ECE2022 Poster Presentations Thyroid (136 abstracts)
Charles Nicolle Hospital, Department of Internal Medicine A, Tunis, Tunisia
Background: Thyroid nodules (TN) are common. Their prevalence increases with age. A thyroid incidentaloma (TI) is defined as a non-palpable TN detected fortuitously during a radiological investigation performed for reasons unrelated to the thyroid gland. Although they are mostly benign, the risk of malignancy is estimated from 7% to 15% of nodules. The objective of this study is to investigate the characteristics of TI in a cohort of patients admitted in an internal medicine department.
Methods: A descriptive retrospective study identifying 48 records of TN in patients hospitalized in an internal medicine department between 2016 and 2021. Then we studied cases of TI.
Results: Among the 48 cases of TN, 50% were incidentalomas. There was a clear female predominance (gender ratio: 0.17). The mean age was 50.8 years old (ranging between 29 and 73). The patients had a medical history of chronic renal failure in 6 cases, Systemic Lupus in 4 cases, Sjögren syndrome in 3 cases, Crohn disease in 1 case, sarcoidosis in 1 case, myelodysplasic syndrome in 1 case and AL amyloidosis in 1 case. TI were mostly detected by neck ultrasound. Only 12.5% were discovered by chest CT scan. These investigations were performed in order to examine lymph nodes (45.83%), parathyroid glands (33.33%) lung parenchyma (12.5%) or parotid glands (8.33%). Ultrasonography, performed in all patients, showed: a solitary nodule (41.7%), a multinodular goiter (29.2%) and lymphadenopathy (14.6%).

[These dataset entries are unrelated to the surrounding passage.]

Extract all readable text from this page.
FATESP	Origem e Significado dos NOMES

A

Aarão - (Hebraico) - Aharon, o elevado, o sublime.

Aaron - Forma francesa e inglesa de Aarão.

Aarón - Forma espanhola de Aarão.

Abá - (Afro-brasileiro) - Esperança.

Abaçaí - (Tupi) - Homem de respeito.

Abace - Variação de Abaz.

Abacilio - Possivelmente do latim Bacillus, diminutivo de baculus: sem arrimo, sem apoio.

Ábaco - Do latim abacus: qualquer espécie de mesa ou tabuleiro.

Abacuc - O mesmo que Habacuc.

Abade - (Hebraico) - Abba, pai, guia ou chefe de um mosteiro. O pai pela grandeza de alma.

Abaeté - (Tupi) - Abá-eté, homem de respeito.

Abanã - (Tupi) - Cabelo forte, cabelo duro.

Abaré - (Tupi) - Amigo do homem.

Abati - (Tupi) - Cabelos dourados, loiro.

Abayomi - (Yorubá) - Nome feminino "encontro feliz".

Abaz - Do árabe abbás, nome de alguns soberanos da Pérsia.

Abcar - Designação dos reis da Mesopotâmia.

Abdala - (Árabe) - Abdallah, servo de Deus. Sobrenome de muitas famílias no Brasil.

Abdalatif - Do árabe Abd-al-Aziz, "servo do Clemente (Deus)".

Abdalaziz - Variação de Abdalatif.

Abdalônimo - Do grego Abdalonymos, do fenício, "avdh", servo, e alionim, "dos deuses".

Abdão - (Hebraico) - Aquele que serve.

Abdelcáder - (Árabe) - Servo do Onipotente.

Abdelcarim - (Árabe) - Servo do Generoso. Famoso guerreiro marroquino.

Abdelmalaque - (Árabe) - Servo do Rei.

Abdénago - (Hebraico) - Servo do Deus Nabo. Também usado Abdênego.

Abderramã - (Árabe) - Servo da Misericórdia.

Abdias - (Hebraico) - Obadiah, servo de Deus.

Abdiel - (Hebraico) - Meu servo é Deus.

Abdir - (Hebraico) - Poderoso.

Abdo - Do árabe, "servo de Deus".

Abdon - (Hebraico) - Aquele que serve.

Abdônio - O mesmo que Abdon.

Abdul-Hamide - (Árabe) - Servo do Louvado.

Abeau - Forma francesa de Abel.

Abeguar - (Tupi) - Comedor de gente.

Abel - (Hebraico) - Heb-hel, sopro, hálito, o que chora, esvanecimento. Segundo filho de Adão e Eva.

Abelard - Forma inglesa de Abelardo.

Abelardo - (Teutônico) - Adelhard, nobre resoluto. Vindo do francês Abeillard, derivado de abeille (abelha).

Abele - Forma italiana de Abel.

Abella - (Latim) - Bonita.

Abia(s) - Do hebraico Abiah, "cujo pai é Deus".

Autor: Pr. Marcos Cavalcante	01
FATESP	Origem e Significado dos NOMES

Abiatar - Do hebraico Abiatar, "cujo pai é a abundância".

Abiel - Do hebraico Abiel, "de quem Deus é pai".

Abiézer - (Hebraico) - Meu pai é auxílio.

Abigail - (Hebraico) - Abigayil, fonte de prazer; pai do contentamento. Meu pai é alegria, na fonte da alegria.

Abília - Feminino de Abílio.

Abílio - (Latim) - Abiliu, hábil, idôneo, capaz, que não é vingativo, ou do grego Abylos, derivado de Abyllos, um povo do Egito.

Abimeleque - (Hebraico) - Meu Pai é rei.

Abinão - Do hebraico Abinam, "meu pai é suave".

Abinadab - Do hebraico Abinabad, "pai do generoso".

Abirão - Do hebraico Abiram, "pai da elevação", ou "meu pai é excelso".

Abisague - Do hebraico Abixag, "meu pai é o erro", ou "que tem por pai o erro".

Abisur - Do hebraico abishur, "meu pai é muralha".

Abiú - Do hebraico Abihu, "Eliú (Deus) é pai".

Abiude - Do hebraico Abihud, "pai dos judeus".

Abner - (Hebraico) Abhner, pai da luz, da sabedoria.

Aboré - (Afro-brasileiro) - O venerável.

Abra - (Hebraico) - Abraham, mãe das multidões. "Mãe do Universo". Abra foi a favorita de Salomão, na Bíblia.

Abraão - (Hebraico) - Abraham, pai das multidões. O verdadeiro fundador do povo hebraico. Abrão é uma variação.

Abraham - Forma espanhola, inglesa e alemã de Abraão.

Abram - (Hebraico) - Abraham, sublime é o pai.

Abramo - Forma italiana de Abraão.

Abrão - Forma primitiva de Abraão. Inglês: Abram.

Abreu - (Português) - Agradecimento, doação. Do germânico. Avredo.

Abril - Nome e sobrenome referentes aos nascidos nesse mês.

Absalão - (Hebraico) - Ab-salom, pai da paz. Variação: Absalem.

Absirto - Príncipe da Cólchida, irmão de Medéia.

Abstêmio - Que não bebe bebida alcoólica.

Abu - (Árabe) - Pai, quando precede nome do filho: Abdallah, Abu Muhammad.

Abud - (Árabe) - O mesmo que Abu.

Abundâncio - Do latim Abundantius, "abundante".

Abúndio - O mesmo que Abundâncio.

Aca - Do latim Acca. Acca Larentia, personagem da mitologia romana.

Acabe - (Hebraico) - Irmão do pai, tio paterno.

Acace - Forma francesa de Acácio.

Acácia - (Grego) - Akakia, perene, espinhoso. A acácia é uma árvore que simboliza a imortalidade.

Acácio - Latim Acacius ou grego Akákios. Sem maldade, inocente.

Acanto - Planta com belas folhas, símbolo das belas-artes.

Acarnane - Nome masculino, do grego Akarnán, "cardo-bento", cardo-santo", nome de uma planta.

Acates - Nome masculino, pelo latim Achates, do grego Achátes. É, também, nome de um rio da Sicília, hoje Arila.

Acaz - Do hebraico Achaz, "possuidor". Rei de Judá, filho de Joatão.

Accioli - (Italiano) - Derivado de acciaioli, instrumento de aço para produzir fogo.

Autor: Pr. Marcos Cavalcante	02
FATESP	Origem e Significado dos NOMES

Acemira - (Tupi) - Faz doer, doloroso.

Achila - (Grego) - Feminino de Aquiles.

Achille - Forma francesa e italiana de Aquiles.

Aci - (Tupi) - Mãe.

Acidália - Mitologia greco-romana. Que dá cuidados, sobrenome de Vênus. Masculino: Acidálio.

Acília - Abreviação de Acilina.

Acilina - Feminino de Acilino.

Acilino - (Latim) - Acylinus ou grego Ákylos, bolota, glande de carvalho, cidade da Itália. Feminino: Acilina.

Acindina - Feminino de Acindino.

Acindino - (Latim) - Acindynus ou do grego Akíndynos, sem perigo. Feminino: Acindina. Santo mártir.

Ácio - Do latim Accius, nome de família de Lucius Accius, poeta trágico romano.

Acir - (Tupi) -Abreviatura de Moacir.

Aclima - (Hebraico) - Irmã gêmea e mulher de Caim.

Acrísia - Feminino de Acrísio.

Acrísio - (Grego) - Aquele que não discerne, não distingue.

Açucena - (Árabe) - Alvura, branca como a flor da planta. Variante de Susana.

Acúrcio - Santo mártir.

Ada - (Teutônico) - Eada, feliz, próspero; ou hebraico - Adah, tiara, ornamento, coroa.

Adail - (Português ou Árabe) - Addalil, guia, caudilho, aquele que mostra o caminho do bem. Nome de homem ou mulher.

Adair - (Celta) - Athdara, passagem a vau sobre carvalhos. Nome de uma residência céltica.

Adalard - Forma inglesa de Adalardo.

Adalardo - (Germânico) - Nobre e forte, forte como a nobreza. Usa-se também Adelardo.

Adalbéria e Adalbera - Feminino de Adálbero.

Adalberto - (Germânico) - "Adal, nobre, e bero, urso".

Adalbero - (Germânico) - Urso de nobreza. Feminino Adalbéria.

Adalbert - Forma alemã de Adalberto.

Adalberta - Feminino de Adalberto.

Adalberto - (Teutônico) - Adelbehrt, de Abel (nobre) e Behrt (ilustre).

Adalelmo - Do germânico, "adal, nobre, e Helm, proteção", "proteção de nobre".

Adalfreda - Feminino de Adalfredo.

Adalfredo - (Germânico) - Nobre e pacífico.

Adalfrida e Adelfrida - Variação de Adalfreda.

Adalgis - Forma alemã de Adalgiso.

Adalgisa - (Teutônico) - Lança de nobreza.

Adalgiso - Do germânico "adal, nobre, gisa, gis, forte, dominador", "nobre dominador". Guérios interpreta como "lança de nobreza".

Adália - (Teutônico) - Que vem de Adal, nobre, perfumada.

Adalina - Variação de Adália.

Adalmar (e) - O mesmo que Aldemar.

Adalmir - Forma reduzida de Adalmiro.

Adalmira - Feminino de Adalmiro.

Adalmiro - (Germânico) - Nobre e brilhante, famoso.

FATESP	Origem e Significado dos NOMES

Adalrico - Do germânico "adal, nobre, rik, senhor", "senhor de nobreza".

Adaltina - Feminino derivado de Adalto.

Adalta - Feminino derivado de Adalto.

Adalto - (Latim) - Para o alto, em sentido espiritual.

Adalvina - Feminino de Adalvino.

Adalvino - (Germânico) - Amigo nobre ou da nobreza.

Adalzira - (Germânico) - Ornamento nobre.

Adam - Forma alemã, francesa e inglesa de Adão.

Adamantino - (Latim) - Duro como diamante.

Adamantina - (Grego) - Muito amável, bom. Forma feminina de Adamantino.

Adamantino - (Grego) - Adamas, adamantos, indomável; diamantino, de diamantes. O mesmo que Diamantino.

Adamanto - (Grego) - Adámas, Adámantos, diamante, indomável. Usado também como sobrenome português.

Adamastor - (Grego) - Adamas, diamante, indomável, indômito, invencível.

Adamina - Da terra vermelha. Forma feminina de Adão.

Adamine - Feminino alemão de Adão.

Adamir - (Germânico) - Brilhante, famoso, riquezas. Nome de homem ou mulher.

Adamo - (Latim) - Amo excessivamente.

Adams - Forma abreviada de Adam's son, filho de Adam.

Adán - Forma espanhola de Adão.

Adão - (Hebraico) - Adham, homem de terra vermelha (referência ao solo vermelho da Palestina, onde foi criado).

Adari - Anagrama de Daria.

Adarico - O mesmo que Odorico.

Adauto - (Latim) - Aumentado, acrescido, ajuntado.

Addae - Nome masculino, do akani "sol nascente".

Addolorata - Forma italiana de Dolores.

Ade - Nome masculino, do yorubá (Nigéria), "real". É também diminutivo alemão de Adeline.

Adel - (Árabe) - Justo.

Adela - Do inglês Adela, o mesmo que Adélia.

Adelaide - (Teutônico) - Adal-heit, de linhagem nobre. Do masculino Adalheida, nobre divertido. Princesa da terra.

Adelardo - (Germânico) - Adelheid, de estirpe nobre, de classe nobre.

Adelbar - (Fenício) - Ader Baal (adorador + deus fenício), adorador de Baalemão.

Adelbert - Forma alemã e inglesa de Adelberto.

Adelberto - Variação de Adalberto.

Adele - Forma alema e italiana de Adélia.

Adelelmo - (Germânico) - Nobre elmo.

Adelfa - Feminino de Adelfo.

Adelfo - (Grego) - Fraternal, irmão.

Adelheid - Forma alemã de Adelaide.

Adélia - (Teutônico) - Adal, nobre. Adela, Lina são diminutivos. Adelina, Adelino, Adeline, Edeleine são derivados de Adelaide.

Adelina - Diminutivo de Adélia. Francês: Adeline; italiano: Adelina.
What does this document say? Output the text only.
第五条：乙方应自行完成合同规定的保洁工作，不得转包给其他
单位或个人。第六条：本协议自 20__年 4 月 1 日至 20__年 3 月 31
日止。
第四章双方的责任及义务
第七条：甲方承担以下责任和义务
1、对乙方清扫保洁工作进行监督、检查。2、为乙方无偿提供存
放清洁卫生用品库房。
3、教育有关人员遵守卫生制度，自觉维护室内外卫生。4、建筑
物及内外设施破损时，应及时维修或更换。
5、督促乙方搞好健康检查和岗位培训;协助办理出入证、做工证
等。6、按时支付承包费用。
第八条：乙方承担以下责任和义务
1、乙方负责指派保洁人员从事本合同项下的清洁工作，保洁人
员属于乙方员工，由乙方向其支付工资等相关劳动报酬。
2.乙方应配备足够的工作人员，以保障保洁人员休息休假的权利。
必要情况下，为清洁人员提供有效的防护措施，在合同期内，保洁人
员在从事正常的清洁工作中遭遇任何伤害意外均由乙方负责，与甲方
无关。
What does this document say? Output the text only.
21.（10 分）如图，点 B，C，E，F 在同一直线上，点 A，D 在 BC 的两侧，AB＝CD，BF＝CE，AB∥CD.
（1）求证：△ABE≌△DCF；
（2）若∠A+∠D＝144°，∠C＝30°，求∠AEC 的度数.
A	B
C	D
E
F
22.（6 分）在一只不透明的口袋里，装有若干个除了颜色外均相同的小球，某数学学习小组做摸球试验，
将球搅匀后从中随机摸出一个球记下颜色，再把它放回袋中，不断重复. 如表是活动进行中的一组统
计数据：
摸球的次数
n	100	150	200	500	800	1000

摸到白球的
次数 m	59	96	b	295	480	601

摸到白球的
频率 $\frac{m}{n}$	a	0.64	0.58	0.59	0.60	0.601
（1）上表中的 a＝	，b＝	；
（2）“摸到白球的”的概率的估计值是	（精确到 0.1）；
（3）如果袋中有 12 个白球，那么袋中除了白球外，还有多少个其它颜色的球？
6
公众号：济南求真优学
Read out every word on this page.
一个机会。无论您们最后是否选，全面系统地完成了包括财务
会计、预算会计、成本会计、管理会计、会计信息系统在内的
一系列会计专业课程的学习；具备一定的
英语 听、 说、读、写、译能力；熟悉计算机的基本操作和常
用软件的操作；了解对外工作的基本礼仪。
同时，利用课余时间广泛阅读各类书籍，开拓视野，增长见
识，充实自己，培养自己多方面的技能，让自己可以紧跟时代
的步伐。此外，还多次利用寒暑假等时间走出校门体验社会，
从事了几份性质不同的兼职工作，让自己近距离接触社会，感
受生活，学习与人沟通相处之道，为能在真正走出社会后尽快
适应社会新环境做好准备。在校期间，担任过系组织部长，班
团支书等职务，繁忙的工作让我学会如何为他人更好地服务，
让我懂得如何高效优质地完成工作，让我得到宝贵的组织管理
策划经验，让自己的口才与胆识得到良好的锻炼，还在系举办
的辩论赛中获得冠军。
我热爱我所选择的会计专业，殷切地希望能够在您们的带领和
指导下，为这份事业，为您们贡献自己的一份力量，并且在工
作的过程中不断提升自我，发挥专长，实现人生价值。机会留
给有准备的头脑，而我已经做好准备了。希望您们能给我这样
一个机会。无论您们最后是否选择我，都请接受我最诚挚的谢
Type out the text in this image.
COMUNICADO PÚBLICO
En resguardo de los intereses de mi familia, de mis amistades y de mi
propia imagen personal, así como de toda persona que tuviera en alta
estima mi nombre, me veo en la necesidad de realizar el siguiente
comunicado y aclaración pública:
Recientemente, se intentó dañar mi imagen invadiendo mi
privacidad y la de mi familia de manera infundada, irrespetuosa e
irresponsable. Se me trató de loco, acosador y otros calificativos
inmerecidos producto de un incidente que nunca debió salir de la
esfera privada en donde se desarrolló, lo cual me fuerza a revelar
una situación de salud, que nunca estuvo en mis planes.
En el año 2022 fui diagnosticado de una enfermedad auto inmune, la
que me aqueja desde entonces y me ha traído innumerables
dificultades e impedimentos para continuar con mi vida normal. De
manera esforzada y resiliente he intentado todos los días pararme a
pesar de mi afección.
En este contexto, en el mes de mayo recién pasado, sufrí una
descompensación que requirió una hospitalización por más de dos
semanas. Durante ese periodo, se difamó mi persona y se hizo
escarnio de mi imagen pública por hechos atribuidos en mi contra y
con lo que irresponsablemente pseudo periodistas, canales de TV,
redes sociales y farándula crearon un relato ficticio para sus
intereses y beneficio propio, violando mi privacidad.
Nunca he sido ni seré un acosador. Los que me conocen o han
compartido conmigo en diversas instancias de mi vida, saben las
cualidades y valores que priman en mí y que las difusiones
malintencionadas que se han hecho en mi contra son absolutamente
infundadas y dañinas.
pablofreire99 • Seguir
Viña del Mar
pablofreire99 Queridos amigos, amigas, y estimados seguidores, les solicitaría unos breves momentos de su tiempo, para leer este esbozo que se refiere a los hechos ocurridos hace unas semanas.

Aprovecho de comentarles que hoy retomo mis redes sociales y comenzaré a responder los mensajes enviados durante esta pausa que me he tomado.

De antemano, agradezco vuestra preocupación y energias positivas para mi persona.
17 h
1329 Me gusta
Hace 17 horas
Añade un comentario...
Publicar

According to the European Thyroid Imaging Reporting and Data System (EU-TIRADS), TN were classified as EU-TIRADS 2 (4.17%), EU-TIRADS 3 (75%), EU-TIRADS 4 (12.5%), and EU-TIRADS 5 (8.33%). Thyroid function test was abnormal in 5 cases: 3 cases of hypothyroidism and 2 cases of hyperthyroidism. Fine needle aspiration biopsy, performed in 6 patients, revealed: benign cytology in 3 cases, atypia of undetermined significance (oncocytic tumor) in 1 case, cytology suspicious for malignancy in 1 case, and was unsatisfactory in 1 case. Thyroidectomy was conducted in 9 cases, revealing a malignant origin in 2 patients (papillary carcinoma in both cases). Therapeutic modalities were surgery (29.2%), radioactive iodine (14.6%) and monitoring (54.2%).
Conclsion: In our study, incidentalomas were discovered in 50% of TN cases. Among them, 2 cases were malignant (8.33%). Thus, screening for thyroid nodules, by cervical ultrasound, seems necessary for internal medicine patients, so as not to miss thyroid cancer, mainly at a subclinical stage.